Renault à la pointe de la réduction de l’empreinte CO2 (1/2)

Cherchant à concilier mobilité et sobriété, Renault mise à la fois sur l’innovation technologique, les partenariats et l’évolution de sa stratégie industrielle. La réduction de l’empreinte carbone est une discipline qui concerne chacune des fonctions de l’entreprise, depuis la fabrication des moteurs jusqu’au recyclage des véhicules, en passant par la logistique.

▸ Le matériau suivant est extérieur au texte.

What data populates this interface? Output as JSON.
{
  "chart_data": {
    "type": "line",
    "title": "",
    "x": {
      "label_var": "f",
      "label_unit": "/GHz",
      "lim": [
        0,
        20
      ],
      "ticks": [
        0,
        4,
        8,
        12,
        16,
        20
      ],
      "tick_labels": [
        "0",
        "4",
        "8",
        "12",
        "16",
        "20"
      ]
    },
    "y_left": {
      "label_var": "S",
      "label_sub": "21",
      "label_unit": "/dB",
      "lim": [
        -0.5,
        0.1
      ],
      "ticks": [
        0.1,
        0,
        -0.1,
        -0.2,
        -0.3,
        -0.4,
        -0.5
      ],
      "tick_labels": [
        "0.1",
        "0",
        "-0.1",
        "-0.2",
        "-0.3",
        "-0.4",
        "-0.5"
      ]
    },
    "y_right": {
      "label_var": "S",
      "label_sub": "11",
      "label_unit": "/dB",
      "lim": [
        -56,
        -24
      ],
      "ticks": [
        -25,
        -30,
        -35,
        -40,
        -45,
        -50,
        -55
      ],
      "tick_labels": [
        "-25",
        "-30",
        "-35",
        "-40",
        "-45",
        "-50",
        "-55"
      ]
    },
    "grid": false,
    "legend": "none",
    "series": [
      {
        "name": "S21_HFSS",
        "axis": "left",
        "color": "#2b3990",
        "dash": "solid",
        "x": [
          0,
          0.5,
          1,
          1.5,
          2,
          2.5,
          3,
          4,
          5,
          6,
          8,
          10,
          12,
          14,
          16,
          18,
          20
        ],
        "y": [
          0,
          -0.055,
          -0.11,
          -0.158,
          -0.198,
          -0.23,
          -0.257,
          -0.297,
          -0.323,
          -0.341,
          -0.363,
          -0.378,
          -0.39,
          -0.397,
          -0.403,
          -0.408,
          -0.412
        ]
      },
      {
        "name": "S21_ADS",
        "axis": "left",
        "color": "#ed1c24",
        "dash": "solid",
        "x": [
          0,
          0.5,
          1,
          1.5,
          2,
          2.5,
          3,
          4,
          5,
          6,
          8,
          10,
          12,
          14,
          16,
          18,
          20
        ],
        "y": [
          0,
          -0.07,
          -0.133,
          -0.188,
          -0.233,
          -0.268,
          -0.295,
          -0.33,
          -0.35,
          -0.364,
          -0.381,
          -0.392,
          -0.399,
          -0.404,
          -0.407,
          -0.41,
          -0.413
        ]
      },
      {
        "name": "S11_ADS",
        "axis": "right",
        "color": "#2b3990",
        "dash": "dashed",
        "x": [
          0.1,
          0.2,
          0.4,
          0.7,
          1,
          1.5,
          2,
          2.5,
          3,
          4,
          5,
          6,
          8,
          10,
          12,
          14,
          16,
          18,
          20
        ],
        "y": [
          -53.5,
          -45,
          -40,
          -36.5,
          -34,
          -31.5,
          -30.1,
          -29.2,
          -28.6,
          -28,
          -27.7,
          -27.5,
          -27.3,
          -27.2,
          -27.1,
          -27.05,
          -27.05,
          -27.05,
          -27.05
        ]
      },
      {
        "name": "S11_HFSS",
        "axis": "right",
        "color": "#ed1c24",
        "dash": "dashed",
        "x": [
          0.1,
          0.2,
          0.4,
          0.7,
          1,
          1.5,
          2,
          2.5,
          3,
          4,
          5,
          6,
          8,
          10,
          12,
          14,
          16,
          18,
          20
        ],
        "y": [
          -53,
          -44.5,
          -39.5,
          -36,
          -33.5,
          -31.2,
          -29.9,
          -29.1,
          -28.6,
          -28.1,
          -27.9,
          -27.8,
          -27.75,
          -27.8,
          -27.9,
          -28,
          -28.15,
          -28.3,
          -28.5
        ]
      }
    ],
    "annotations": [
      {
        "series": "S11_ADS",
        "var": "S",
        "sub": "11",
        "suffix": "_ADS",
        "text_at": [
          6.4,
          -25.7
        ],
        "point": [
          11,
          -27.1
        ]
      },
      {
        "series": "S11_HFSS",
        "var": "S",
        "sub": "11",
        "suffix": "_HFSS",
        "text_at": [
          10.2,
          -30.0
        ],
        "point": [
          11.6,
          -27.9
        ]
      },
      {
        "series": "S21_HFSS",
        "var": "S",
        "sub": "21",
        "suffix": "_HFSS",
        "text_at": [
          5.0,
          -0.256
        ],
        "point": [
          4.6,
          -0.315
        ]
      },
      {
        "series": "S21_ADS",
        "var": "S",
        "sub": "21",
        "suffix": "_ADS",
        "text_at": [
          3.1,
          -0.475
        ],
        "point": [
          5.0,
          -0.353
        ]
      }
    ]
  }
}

Partenaire de la COP21, qui s’est tenue fin novembre à Paris, Renault en a profité pour promouvoir sa politique environnementale. Dans le cadre de son plan Drive the Change, prévu pour la période 2010-2016, le constructeur s’était fixé un objectif de réduction de 3 % par an de son empreinte carbone sur l’ensemble du cycle de vie de ses véhicules. Pour y parvenir, il a tout d’abord pris en compte l’approvisionnement des matières premières.

« Renault est aujourd’hui autonome dans l’approvisionnement en cuivre. Nous avons travaillé sur le recyclage des câblages, de plus en plus nombreux dans le véhicule, pour alimenter nos fonderies », expliquait il y a quelques semaines à L’Usine Nouvelle et au magazine Environnement & Energie Jean-Philippe Hermine, directeur plan et stratégie environnementale du groupe Renault. Cette stratégie a déjà commencé à porter ses fruits puisqu’une Clio actuelle, par exemple, émet deux fois moins de CO2 que son homologue d’il y a vingt ans.